Your Agile process is not a template

I spend a reasonable amount of time on discussion groups talking about agile process. Nothing will make you think more about the Agile manifesto and the twelve principles of Agile better than being presented with problems and contexts that you haven’t encountered first hand. I have encountered my fair share of issues, problems and pains dealing with people on groups, but what I’m talking about here strikes to the very heart of the problem with some Agile practitioners.

The problem I’m encountering more and more is that people are performing the rituals of Agile and handling the artefacts of Agile with insufficient understanding of the principles of Agile.

Basically, people are running stand-up meetings, retrospectives, planning sessions, and wielding stories with points on, and creating teams with the right people on… but they don’t know why they are doing any of it.

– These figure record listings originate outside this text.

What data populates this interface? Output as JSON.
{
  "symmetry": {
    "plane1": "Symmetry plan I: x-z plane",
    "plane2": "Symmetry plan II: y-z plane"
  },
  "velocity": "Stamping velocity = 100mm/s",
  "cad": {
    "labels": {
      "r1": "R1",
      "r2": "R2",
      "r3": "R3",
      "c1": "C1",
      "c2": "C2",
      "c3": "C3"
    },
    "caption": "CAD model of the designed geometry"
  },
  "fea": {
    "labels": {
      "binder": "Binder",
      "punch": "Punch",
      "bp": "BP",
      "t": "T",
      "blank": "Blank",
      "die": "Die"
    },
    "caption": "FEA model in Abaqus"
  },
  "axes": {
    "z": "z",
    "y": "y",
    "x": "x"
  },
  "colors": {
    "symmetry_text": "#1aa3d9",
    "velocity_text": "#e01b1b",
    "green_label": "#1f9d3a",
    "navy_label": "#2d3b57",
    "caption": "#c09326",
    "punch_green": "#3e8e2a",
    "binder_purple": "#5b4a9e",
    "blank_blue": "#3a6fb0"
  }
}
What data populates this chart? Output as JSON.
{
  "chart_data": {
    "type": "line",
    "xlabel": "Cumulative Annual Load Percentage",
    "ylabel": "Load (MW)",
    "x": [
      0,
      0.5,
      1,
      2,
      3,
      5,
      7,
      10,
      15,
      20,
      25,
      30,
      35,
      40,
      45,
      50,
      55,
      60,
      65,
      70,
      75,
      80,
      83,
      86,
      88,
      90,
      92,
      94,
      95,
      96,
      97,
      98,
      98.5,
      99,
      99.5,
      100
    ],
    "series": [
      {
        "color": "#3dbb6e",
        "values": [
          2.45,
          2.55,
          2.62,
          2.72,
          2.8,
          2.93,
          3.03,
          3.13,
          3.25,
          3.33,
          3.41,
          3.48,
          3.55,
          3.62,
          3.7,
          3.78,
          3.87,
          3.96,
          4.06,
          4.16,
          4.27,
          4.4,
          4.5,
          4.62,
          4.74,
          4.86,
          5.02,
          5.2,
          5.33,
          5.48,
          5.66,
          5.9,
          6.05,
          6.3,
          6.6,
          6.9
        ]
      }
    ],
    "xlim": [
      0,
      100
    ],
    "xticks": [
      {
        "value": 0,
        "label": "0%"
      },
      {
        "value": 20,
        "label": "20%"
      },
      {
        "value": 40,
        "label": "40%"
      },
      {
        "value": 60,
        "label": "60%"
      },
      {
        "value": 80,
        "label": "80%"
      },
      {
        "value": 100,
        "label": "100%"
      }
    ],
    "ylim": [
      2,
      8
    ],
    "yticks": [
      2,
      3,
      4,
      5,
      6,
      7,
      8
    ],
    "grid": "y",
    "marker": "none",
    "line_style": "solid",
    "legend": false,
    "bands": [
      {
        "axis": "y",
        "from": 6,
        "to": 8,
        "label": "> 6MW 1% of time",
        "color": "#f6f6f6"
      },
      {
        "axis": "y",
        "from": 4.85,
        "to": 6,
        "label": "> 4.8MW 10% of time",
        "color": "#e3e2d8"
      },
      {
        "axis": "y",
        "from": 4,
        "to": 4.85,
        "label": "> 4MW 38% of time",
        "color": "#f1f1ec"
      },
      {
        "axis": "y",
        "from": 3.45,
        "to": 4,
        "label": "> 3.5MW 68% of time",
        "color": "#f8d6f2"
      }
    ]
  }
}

In some cases, they have previously worked on a successful team and are emulating the agile process that was used. In other cases they are running things “by-the-book”, blindly applying rules regardless of the context. A common source of this “looks like Agile, isn’t Agile” problem is when people come from a heavyweight method and try to standardise what they see as another kind of procedure.

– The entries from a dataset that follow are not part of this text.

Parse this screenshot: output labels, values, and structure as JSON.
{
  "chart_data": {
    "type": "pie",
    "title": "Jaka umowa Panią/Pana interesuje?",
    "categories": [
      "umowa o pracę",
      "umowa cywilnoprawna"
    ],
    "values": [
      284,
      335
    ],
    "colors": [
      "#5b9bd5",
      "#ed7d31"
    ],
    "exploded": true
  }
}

In any of these cases, they are doing it wrong.

Here is a paraphrased version of a “success story” that shows this problem in action (original story on Leanblitz): One of several teams were allowed to experiment with their process to see if they could make it better. The result of this experiment was that customer satisfaction went up, profits went up and waste went down.

“…the owner was happy. He was so happy, in fact, that he instituted our ideas into the other [teams] – a sharing of a best practice.”

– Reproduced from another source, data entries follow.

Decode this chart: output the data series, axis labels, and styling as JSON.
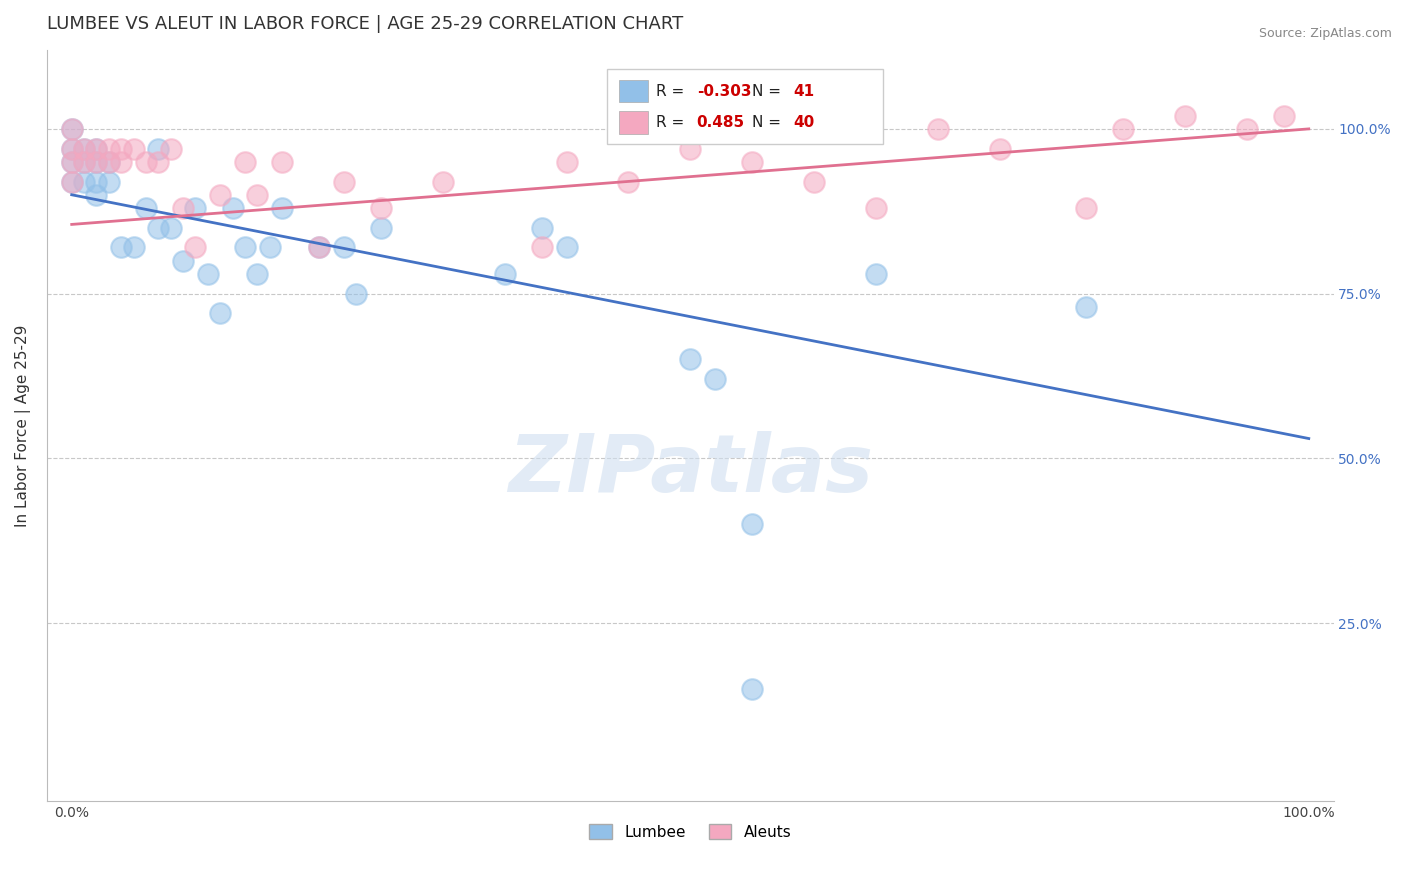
{
  "title": "LUMBEE VS ALEUT IN LABOR FORCE | AGE 25-29 CORRELATION CHART",
  "source": "Source: ZipAtlas.com",
  "ylabel": "In Labor Force | Age 25-29",
  "xlim": [
    -0.02,
    1.02
  ],
  "ylim": [
    -0.02,
    1.12
  ],
  "lumbee_R": -0.303,
  "lumbee_N": 41,
  "aleut_R": 0.485,
  "aleut_N": 40,
  "lumbee_color": "#92c0e8",
  "aleut_color": "#f4a8c0",
  "lumbee_line_color": "#4472c4",
  "aleut_line_color": "#e07090",
  "watermark_text": "ZIPatlas",
  "lumbee_x": [
    0.0,
    0.0,
    0.0,
    0.0,
    0.01,
    0.01,
    0.01,
    0.02,
    0.02,
    0.02,
    0.02,
    0.03,
    0.03,
    0.04,
    0.05,
    0.06,
    0.07,
    0.07,
    0.08,
    0.09,
    0.1,
    0.11,
    0.12,
    0.13,
    0.14,
    0.15,
    0.16,
    0.17,
    0.2,
    0.22,
    0.23,
    0.25,
    0.35,
    0.38,
    0.4,
    0.5,
    0.52,
    0.55,
    0.65,
    0.82,
    0.55
  ],
  "lumbee_y": [
    1.0,
    0.97,
    0.95,
    0.92,
    0.97,
    0.95,
    0.92,
    0.97,
    0.95,
    0.92,
    0.9,
    0.95,
    0.92,
    0.82,
    0.82,
    0.88,
    0.97,
    0.85,
    0.85,
    0.8,
    0.88,
    0.78,
    0.72,
    0.88,
    0.82,
    0.78,
    0.82,
    0.88,
    0.82,
    0.82,
    0.75,
    0.85,
    0.78,
    0.85,
    0.82,
    0.65,
    0.62,
    0.15,
    0.78,
    0.73,
    0.4
  ],
  "aleut_x": [
    0.0,
    0.0,
    0.0,
    0.0,
    0.01,
    0.01,
    0.02,
    0.02,
    0.03,
    0.03,
    0.04,
    0.04,
    0.05,
    0.06,
    0.07,
    0.08,
    0.09,
    0.1,
    0.12,
    0.14,
    0.15,
    0.17,
    0.2,
    0.22,
    0.25,
    0.3,
    0.38,
    0.4,
    0.45,
    0.5,
    0.55,
    0.6,
    0.65,
    0.7,
    0.75,
    0.82,
    0.85,
    0.9,
    0.95,
    0.98
  ],
  "aleut_y": [
    1.0,
    0.97,
    0.95,
    0.92,
    0.97,
    0.95,
    0.97,
    0.95,
    0.97,
    0.95,
    0.97,
    0.95,
    0.97,
    0.95,
    0.95,
    0.97,
    0.88,
    0.82,
    0.9,
    0.95,
    0.9,
    0.95,
    0.82,
    0.92,
    0.88,
    0.92,
    0.82,
    0.95,
    0.92,
    0.97,
    0.95,
    0.92,
    0.88,
    1.0,
    0.97,
    0.88,
    1.0,
    1.02,
    1.0,
    1.02
  ],
  "lumbee_trend_start": 0.9,
  "lumbee_trend_end": 0.53,
  "aleut_trend_start": 0.855,
  "aleut_trend_end": 1.0,
  "background_color": "#ffffff",
  "grid_color": "#c8c8c8",
  "title_fontsize": 13,
  "axis_label_fontsize": 11,
  "tick_fontsize": 10,
  "legend_fontsize": 11
}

Oh dear. The whistling noise this one makes as it misses the point is almost deafening. That isn’t to say the company is doing it all wrong, they are just missing the point a bit.

If you truly want to emulate the success of “Team 1” in this story, you can’t take the output of their experiment and enforce the best practices on the other teams. The valuable part of what “Team 1” did is not a checklist or process. What made “Team 1” a success is that they were given context (make customers happy / make the company more efficient) and then left to work out how to do it.

The correct way to make the other teams a success would be to let them do the same experiment.

I would expect every team to improve when working out their own process. They may improve to different extents, but they will all improve. When the different teams sit down together and talk about their different ways of solving the problem, they can start to introduce other ideas and help each other to become even more effective.

You want people to work in a better way – but you want them to learn how to discover better ways for themselves so they can continue to improve the process.

This is why you’ll find these two principles behind the Agile manifesto…

Principle 5: “Build projects around motivated individuals. Give them the environment and support they need, and trust them to get the job done”

Principle 11: “The best architectures, requirements, and designs emerge from self-organizing teams.”

But this isn’t just about two principles. It is about 12 principles and a manifesto that fronts them. I challenge you to judge your own practices against the Agile manifesto in order to better understand why you are performing the rituals and to better understand what will make them work.